May 9 marked the 25th anniversary of the Westray disaster in Nova Scotia, when an underground methane explosion killed 26 coal miners in 1992. Owned and operated by Curragh Resources, the Westray Coal Mine opened in September 1991, but closed eight months later when the methane explosion killed 26 miners working underground at the time.
For the first time, for this 25th Anniversary ceremony, we invited school students to the Museum of Industry and about 50 students from grades 11 and 12 were on hand to first hear from those who were on site 25 years ago. Members of the ambulance service, fire fighters, along with a draegerman and a miner all told stories of what they witnessed on that day in 1992 as they came on site.

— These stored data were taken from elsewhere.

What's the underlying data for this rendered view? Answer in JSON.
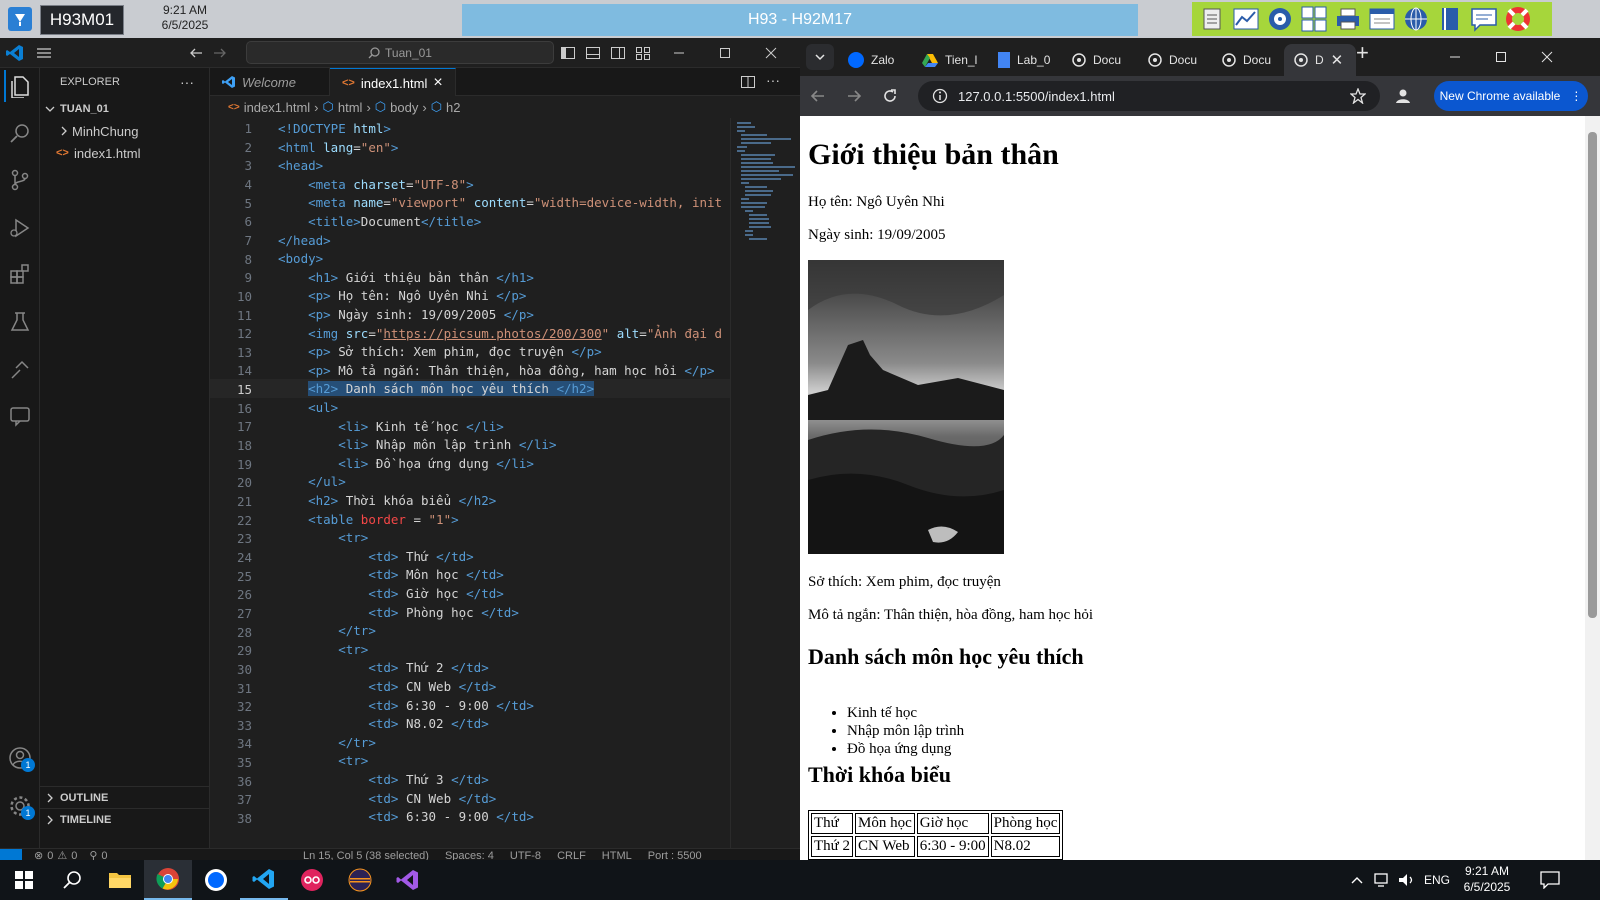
{
  "top_banner": {
    "host_label": "H93M01",
    "time": "9:21 AM",
    "date": "6/5/2025",
    "remote_title": "H93 - H92M17",
    "tools": [
      "document-icon",
      "chart-icon",
      "disc-icon",
      "keyboard-icon",
      "printer-icon",
      "window-icon",
      "globe-icon",
      "book-icon",
      "chat-icon",
      "lifebuoy-icon"
    ]
  },
  "vscode": {
    "search_text": "Tuan_01",
    "activity": [
      {
        "name": "explorer-icon"
      },
      {
        "name": "search-icon"
      },
      {
        "name": "source-control-icon"
      },
      {
        "name": "run-debug-icon"
      },
      {
        "name": "extensions-icon"
      },
      {
        "name": "testing-icon"
      },
      {
        "name": "remote-icon"
      },
      {
        "name": "chat-icon"
      }
    ],
    "account_badge": "1",
    "settings_badge": "1",
    "explorer": {
      "title": "EXPLORER",
      "more": "···",
      "folder": "TUAN_01",
      "items": [
        {
          "label": "MinhChung",
          "type": "folder"
        },
        {
          "label": "index1.html",
          "type": "file"
        }
      ],
      "outline": "OUTLINE",
      "timeline": "TIMELINE"
    },
    "tabs": [
      {
        "label": "Welcome",
        "active": false
      },
      {
        "label": "index1.html",
        "active": true
      }
    ],
    "tab_close": "×",
    "breadcrumb": [
      "index1.html",
      "html",
      "body",
      "h2"
    ],
    "line_numbers": [
      "1",
      "2",
      "3",
      "4",
      "5",
      "6",
      "7",
      "8",
      "9",
      "10",
      "11",
      "12",
      "13",
      "14",
      "15",
      "16",
      "17",
      "18",
      "19",
      "20",
      "21",
      "22",
      "23",
      "24",
      "25",
      "26",
      "27",
      "28",
      "29",
      "30",
      "31",
      "32",
      "33",
      "34",
      "35",
      "36",
      "37",
      "38"
    ],
    "active_line": "15",
    "status": {
      "errors": "0",
      "warnings": "0",
      "ports": "0",
      "cursor": "Ln 15, Col 5 (38 selected)",
      "spaces": "Spaces: 4",
      "encoding": "UTF-8",
      "eol": "CRLF",
      "language": "HTML",
      "port": "Port : 5500"
    }
  },
  "chrome": {
    "tabs": [
      "Zalo",
      "Tien_l",
      "Lab_0",
      "Docu",
      "Docu",
      "Docu",
      "D"
    ],
    "new_tab": "+",
    "url": "127.0.0.1:5500/index1.html",
    "new_chrome_label": "New Chrome available",
    "page": {
      "h1": "Giới thiệu bản thân",
      "name": "Họ tên: Ngô Uyên Nhi",
      "dob": "Ngày sinh: 19/09/2005",
      "hobby": "Sở thích: Xem phim, đọc truyện",
      "desc": "Mô tả ngắn: Thân thiện, hòa đồng, ham học hỏi",
      "h2_subjects": "Danh sách môn học yêu thích",
      "subjects": [
        "Kinh tế học",
        "Nhập môn lập trình",
        "Đồ họa ứng dụng"
      ],
      "h2_schedule": "Thời khóa biểu",
      "table_header": [
        "Thứ",
        "Môn học",
        "Giờ học",
        "Phòng học"
      ],
      "table_row": [
        "Thứ 2",
        "CN Web",
        "6:30 - 9:00",
        "N8.02"
      ]
    }
  },
  "taskbar": {
    "apps": [
      "windows-start-icon",
      "search-icon",
      "file-explorer-icon",
      "chrome-icon",
      "zalo-icon",
      "vscode-icon",
      "app-icon",
      "eclipse-icon",
      "visual-studio-icon"
    ],
    "lang": "ENG",
    "time": "9:21 AM",
    "date": "6/5/2025"
  },
  "colors": {
    "accent": "#0078d4",
    "remote_bar": "#7fbbe0",
    "tools_bar": "#a6d63b",
    "editor_bg": "#1f1f1f"
  }
}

After that presentation, the young people gathered and heard from a panel which was live-streamed into all schools in the province. The panel provided a history of Westray and spoke about occupational health and safety issues that those young adults will face as they start summer jobs and move into the workforce as young workers.
They heard about how in 2003, Parliament passed the “Westray Bill”, to increase legal penalties for corporations and managers who fail to take steps to prevent bodily harm. Nova Scotia, British Columbia and Alberta have all introduced new rules aimed at ensuring safer workplaces.
But despite these important changes, many employers and their representatives still do not face charges that would warrant jail time when a worker is killed on a worksite. To date only 3 charges across the country have been laid and only one person has gone to Jail.
There were many questions from the young people and many questions came in from kids out in the schools through the live stream. Doing this kind of work with our young people in schools is so important and if we want to change the culture of worker safety, this is the best place to start. We will continue to work with the Nova Scotia Department of Education and the Workers’ Compensation Board in reaching into the schools.